Le tombeau vide du Ressuscité, pour reprendre courage sur le chemin oecuménique
Les apôtres Pierre et André se rencontrent à nouveau dans les personnes de leurs successeurs François et Bartholomée. Et ils le font avec l'émerveillement et la joie que seules les grandes âmes peuvent posséder. Ils se rencontrent à nouveau, comme il y a 50 ans - lorsque Paul VI et Athénagoras se sont embrassés sur le Mont des Oliviers – sur le site le plus significatif de toute la chrétienté : le Saint-Sépulcre.
Les apôtres Pierre et André se rencontrent à nouveau dans les personnes de leurs successeurs François et Bartholomée. Et ils le font avec l’émerveillement et la joie que seules les grandes âmes peuvent posséder. Ils se rencontrent à nouveau, comme il y a 50 ans – lorsque Paul VI et Athénagoras se sont embrassés sur le Mont des Oliviers – sur le site le plus significatif de toute la chrétienté : le Saint-Sépulcre. Ou, comme aiment à dire les chrétiens d’Orient : la basilique de la Résurrection (Anastasis). Parce que c’est ici que la mort à été anéantie et que la lumière du Christ a vaincu les ténèbres du mal.

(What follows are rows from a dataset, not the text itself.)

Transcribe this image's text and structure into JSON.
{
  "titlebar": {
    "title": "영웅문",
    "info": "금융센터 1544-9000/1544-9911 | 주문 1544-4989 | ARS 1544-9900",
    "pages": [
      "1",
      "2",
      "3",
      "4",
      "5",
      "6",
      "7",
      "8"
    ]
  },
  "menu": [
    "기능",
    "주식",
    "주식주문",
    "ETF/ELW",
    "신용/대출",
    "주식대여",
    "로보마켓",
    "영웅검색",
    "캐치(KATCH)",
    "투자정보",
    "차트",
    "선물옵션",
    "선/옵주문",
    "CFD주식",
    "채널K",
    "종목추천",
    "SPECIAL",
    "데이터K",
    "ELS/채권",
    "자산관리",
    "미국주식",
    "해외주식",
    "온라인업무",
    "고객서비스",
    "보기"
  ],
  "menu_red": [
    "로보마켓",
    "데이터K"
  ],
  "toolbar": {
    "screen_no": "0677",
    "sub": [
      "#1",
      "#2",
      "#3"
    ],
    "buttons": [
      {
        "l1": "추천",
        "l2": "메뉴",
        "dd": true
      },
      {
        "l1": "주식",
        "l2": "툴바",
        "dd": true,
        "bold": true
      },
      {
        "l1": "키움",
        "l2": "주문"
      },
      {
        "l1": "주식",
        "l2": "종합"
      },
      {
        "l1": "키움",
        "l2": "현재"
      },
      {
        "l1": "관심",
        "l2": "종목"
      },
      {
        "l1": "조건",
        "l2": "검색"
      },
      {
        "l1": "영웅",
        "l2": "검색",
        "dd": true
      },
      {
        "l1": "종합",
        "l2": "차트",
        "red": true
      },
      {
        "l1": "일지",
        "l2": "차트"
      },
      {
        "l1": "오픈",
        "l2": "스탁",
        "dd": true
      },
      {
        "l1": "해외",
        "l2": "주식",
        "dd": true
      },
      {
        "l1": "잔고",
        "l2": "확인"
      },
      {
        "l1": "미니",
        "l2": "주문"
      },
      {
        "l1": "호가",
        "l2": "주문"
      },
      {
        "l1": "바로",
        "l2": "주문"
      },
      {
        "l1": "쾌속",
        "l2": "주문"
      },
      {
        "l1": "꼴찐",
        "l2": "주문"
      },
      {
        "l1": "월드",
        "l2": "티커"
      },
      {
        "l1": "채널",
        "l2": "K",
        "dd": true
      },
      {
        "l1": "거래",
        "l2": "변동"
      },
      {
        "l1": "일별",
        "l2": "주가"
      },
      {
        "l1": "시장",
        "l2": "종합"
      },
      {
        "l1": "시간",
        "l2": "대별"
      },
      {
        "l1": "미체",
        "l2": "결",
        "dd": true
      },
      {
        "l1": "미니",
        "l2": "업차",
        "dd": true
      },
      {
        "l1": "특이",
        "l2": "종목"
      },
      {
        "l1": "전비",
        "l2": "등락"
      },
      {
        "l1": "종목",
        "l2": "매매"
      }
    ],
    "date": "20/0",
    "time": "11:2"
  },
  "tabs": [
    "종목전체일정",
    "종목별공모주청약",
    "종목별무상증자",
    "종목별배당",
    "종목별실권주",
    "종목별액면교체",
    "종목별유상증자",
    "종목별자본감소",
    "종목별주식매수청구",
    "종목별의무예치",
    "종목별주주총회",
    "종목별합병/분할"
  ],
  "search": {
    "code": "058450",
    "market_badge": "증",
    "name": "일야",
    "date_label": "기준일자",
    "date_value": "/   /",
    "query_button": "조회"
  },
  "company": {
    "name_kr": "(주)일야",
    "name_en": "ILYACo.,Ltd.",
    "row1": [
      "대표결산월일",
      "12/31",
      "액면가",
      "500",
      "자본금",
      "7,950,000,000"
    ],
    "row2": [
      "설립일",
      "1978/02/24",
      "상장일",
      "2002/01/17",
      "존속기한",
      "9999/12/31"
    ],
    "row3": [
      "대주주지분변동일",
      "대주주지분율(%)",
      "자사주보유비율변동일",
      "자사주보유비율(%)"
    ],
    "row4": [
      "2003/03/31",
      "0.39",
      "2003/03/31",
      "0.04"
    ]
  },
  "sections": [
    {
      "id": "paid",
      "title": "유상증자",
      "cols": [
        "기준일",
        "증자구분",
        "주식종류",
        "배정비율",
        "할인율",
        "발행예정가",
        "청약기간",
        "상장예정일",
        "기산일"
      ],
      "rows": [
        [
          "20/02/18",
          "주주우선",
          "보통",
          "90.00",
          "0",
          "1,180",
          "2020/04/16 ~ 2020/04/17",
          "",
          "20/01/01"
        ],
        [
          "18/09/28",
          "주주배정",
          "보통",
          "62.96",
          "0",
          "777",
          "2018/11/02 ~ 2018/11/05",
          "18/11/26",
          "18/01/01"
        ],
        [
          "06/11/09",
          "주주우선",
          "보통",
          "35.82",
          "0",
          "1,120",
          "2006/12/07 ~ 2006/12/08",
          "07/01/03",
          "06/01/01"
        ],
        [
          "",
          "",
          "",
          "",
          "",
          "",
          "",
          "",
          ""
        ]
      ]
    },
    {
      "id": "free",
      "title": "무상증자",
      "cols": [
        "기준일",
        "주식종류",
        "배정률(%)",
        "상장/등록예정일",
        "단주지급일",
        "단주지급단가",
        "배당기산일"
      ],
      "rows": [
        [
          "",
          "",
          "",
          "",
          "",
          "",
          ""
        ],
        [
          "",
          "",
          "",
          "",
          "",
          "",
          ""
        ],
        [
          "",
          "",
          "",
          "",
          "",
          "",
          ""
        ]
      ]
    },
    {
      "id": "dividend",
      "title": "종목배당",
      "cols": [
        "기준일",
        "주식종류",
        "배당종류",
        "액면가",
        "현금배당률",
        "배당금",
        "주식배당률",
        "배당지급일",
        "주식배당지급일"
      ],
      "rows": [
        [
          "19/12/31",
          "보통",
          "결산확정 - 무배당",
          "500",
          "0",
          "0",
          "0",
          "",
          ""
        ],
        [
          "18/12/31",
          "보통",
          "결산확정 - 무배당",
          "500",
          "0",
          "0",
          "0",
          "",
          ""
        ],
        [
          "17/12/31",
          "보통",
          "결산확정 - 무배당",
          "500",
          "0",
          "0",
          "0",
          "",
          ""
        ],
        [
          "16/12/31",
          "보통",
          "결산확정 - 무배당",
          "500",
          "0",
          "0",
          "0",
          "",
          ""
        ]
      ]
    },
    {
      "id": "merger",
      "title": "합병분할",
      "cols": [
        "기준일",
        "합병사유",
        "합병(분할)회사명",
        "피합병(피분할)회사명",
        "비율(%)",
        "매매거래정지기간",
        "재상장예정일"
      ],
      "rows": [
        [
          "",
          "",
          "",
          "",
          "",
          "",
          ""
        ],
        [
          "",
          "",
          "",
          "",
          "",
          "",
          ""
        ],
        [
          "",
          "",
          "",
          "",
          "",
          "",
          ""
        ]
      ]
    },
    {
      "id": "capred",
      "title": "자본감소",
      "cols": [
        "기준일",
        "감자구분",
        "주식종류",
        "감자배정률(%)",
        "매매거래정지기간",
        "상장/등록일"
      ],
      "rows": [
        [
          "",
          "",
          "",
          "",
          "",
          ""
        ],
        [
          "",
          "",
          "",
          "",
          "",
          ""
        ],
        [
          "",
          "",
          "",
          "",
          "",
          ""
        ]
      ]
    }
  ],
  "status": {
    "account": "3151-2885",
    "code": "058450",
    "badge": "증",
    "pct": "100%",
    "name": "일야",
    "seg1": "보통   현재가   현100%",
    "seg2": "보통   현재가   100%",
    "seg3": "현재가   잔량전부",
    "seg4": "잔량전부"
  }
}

François et Bartholomée sont arrivés par des chemins différents, mais convergents aux deux portes qui permettent d’accéder à l’entrée de la basilique du Saint-Sépulcre. Un symbole dans le symbole : divisés pendant des siècles, ennemis, dans une haine réciproque, l’évêque de Rome et le patriarche de Constantinoplevoi semblent à nouveau indiquer, tout comme leurs prédécesseurs, la voie obligatoire de la communion des Églises. Ils se sont fraternellement pris dans les bras, puis ont descendu bras-dessus-bras-dessous les marches glissantes qui mènent à l’entrée principale de l’Anastasis.
Ils sont entrés ensemble dans la basilique (avec une heure de retard sur le programme, s’étant attardés à la Délégation apostolique de Jérusalem, où ils ont signé une déclaration conjointe), et se sont agenouillés et recueillis dans la prière devant la Pierre de l’onction, qui rappelle la déposition du corps du Christ depuis le Calvaire. Puis, le pape François – qui ne semblait pas en très bonne forme physique – et le patriarche Bartholomée ont été accueillis par les représentants des trois communautés qui partagent la basilique : orthodoxes, catholiques romains et arméniens. Ils ont commencé par l’édicule qui protège le tombeau vide du Christ, mettant leurs pas sur ceux de Paul VI et d’Athénagoras, deux hommes qui surent accueillir le souffle de l’Esprit, et ouvrir une nouvelle page dans l’histoire des relations œcuméniques.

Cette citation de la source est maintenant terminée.